Trump tells Post war against Iran won’t last ‘much longer’ —Strait of Hormuz will reopen ‘automatically’ after US exit

WASHINGTON — President Trump told The Post on Tuesday that he believes the Iran war is likely to end soon and that other nations can reopen the Strait of Hormuz without US military assistance.

“We’re not going to be there too much longer. We’re obliterating the s–t out of them right now,” Trump said in a phone interview.

Major stock indices jumped dramatically shortly after Trump proclaimed the conflict is wrapping up — amid fears of a more protracted war.

“It’s a total obliteration,” the president said on the heels of a morning Pentagon briefing revealing 11,000 targets have been bombed in 32 days.

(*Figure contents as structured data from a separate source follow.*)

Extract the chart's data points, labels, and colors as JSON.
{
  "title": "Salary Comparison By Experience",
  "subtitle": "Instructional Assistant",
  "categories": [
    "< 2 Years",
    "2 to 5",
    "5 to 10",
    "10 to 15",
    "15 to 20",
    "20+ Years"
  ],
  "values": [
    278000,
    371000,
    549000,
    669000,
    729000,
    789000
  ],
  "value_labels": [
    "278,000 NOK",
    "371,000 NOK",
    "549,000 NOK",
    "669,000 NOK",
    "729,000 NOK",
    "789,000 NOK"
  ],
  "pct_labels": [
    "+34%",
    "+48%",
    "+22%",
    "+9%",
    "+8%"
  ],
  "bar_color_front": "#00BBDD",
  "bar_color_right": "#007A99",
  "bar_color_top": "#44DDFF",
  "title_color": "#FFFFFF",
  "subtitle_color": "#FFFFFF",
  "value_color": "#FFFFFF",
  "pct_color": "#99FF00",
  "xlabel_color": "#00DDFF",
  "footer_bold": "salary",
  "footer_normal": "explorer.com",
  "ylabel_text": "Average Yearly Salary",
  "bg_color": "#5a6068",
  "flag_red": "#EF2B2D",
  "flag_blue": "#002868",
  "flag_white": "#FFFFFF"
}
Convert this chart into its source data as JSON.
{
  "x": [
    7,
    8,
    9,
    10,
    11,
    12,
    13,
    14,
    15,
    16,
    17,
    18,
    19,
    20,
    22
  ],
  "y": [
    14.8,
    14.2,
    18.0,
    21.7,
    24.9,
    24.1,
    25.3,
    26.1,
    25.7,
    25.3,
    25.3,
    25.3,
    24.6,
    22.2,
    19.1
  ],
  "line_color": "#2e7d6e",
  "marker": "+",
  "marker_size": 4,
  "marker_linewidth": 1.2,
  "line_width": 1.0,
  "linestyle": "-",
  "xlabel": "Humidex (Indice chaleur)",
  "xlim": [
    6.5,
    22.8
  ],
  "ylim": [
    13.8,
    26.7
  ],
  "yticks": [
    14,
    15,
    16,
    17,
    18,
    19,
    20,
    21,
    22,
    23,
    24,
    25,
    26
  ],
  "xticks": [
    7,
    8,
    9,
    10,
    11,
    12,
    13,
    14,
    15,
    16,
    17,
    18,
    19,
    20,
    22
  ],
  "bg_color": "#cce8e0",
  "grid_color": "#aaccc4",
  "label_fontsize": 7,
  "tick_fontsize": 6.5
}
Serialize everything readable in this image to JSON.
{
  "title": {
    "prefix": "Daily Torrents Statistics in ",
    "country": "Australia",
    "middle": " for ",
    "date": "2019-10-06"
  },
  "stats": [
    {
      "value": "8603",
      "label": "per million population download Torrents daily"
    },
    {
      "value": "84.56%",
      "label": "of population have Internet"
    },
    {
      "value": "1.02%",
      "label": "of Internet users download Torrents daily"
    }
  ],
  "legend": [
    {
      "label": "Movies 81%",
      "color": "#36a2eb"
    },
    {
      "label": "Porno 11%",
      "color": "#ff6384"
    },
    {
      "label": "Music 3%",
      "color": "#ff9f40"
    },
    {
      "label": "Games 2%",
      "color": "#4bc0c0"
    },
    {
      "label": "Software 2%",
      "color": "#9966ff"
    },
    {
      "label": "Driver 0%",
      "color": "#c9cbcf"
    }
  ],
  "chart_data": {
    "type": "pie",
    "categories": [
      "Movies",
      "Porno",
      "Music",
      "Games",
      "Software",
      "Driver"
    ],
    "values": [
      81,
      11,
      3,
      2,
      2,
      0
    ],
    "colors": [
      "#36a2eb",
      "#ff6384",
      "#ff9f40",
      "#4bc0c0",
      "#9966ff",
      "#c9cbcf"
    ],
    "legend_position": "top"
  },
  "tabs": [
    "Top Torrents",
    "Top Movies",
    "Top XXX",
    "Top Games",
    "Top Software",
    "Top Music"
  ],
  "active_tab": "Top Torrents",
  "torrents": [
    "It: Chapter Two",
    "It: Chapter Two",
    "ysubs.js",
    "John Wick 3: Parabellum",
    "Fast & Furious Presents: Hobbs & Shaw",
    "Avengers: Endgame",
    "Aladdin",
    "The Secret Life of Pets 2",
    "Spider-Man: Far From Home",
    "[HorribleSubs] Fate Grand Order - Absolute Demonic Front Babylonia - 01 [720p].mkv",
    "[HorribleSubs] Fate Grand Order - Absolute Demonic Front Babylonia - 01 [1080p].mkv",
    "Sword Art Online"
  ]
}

“We won’t have to be there much longer — but we have more work to do in terms of killing their offensive, whatever offensive capability they have left.”

The president’s hints of a shorter war spurred a market rally around noon. The Dow closed up more than 1,100 points (2.5%) — in unison with the Nasdaq’s nearly 800-point gain (3.8%) and the S&P’s 185-point bump (2.9%).

Trump spoke optimistically after posting to social media a video of huge explosions near Isfahan that he said hit “a lot of stuff.”

But the president left unanswered his precise vision for reopening the Strait of Hormuz after more than a month of Iran closing the corridor.

Trump told The Post that other countries can sort out the strait because the US uses little of its exports, though the bottleneck has impacted global markets, with the hike in oil costs also trickling down to Americans paying at the pump.